Green power market momentum extends to wind power sector; sector rapidly rallies, Tianneng Heavy Industry rises over 10%

(Source: Caixin)

As of the time of publication, the constituent stock TianNeng Heavy Industries rose over 10%, with Hongde Co., Zhengjiang Co., Goldwind Technology, Guangda Special Materials, Taisun Wind Energy, and others also following the upward trend.

On March 16, wind power equipment continued to be active in the morning session. As of the time of publication, the constituent stock TianNeng Heavy Industries (300569.SZ) rose over 10%, with Hongde Co. (301163.SZ), Zhengjiang Co. (603507.SH), Goldwind Technology (002202.SZ), Haili Wind Power (301155.SZ), Guangda Special Materials (688186.SH), Taisun Wind Energy (300129.SZ), and others also gaining.

In terms of news, the UK will remove 33 wind power component import tariffs starting April 1. The tariffs on core parts such as blades and cables will be reduced from 6% and 2% to 0%, aiming to release £22 billion in investment and accelerate offshore wind installations in the North Sea. Additionally, the green energy sector is experiencing a policy + market + capital triple resonance, showing an independent trend amid market volatility and differentiation, becoming one of the core tracks for capital hedging and deployment. This is driven by the long-term logic of energy transition national policies, new demand for energy computation synergy, and the nationwide green electricity trading implementation. The sector’s valuation recovery and growth realization are advancing on dual tracks, though it also faces phased pressures such as absorption, costs, and competition, overall presenting a pattern of “leading companies stable, niche segments flexible, and policy support.”

Data shows that in China, from January to February 2026, a total of 81 wind power projects completed equipment bidding, with a total scale of about 12.335 GW (excluding framework bidding). Electric wind power (15.540, 0.26, 1.70%) led with a winning bid of 2,558 MW, accounting for 20.74% market share, especially with a high proportion of 53.39% in offshore wind power. The zero-tariff policy in the UK resonates with the surge in domestic wind power bidding, continuing the trend from general green energy to more segmented wind and offshore wind sectors. The sector’s prosperity is expected to further rise, with targets that have offshore advantages and leading offshore wind companies likely to continue attracting capital.

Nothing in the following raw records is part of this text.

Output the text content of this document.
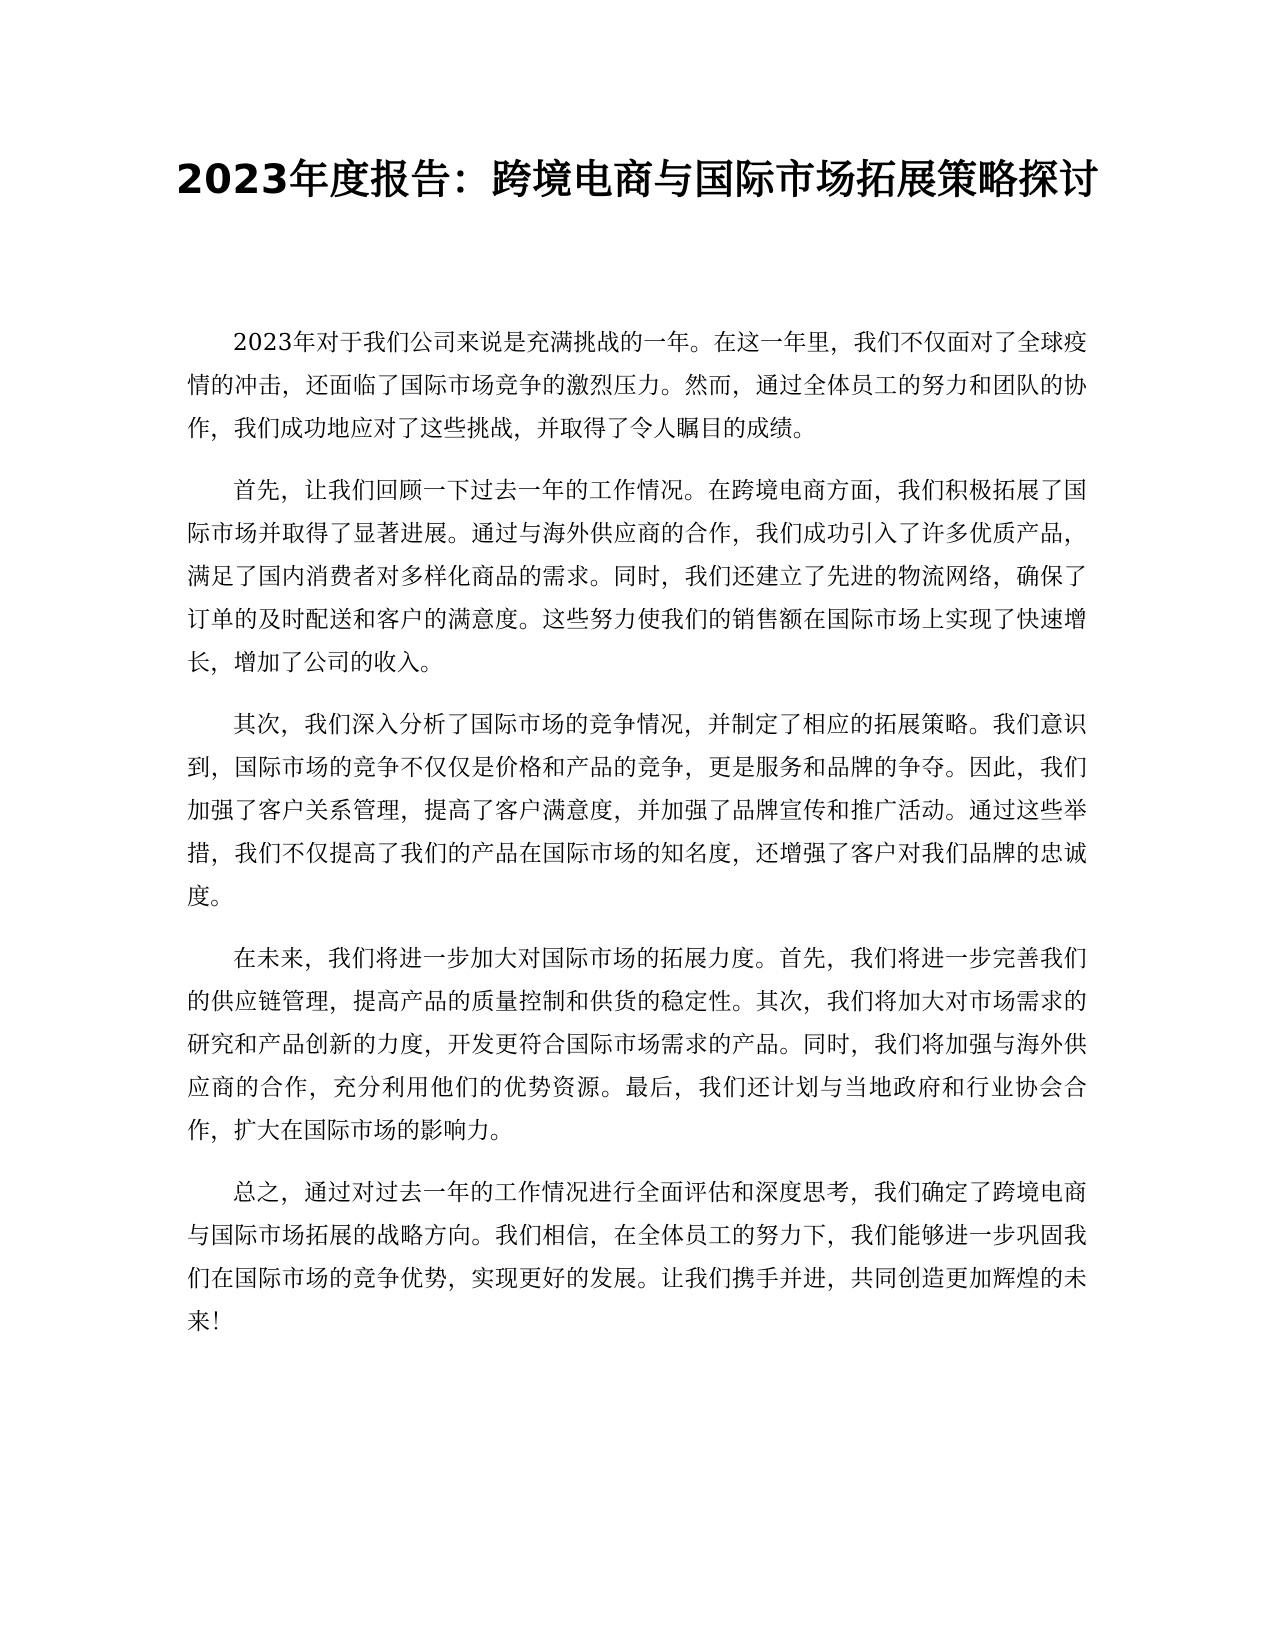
2023年度报告：跨境电商与国际市场拓展策略探讨

2023年对于我们公司来说是充满挑战的一年。在这一年里，我们不仅面对了全球疫情的冲击，还面临了国际市场竞争的激烈压力。然而，通过全体员工的努力和团队的协作，我们成功地应对了这些挑战，并取得了令人瞩目的成绩。

首先，让我们回顾一下过去一年的工作情况。在跨境电商方面，我们积极拓展了国际市场并取得了显著进展。通过与海外供应商的合作，我们成功引入了许多优质产品，满足了国内消费者对多样化商品的需求。同时，我们还建立了先进的物流网络，确保了订单的及时配送和客户的满意度。这些努力使我们的销售额在国际市场上实现了快速增长，增加了公司的收入。

其次，我们深入分析了国际市场的竞争情况，并制定了相应的拓展策略。我们意识到，国际市场的竞争不仅仅是价格和产品的竞争，更是服务和品牌的争夺。因此，我们加强了客户关系管理，提高了客户满意度，并加强了品牌宣传和推广活动。通过这些举措，我们不仅提高了我们的产品在国际市场的知名度，还增强了客户对我们品牌的忠诚度。

在未来，我们将进一步加大对国际市场的拓展力度。首先，我们将进一步完善我们的供应链管理，提高产品的质量控制和供货的稳定性。其次，我们将加大对市场需求的研究和产品创新的力度，开发更符合国际市场需求的产品。同时，我们将加强与海外供应商的合作，充分利用他们的优势资源。最后，我们还计划与当地政府和行业协会合作，扩大在国际市场的影响力。

总之，通过对过去一年的工作情况进行全面评估和深度思考，我们确定了跨境电商与国际市场拓展的战略方向。我们相信，在全体员工的努力下，我们能够进一步巩固我们在国际市场的竞争优势，实现更好的发展。让我们携手并进，共同创造更加辉煌的未来！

CITIC Securities pointed out that the green fuel industry is related to national energy security, positioned as an alternative to oil and gas. The sector has shifted from a decarbonization optional to a rigid national strategy, with clear growth potential. The valuation premium logic of “oil replacement + national energy security” will drive a fundamental restructuring of the wind power industry’s development logic. The industry is expected to see a systemic upward shift in valuation centers, a comprehensive switch in valuation systems, and a long-term growth ceiling being fully unlocked, leading to a triple revaluation of value.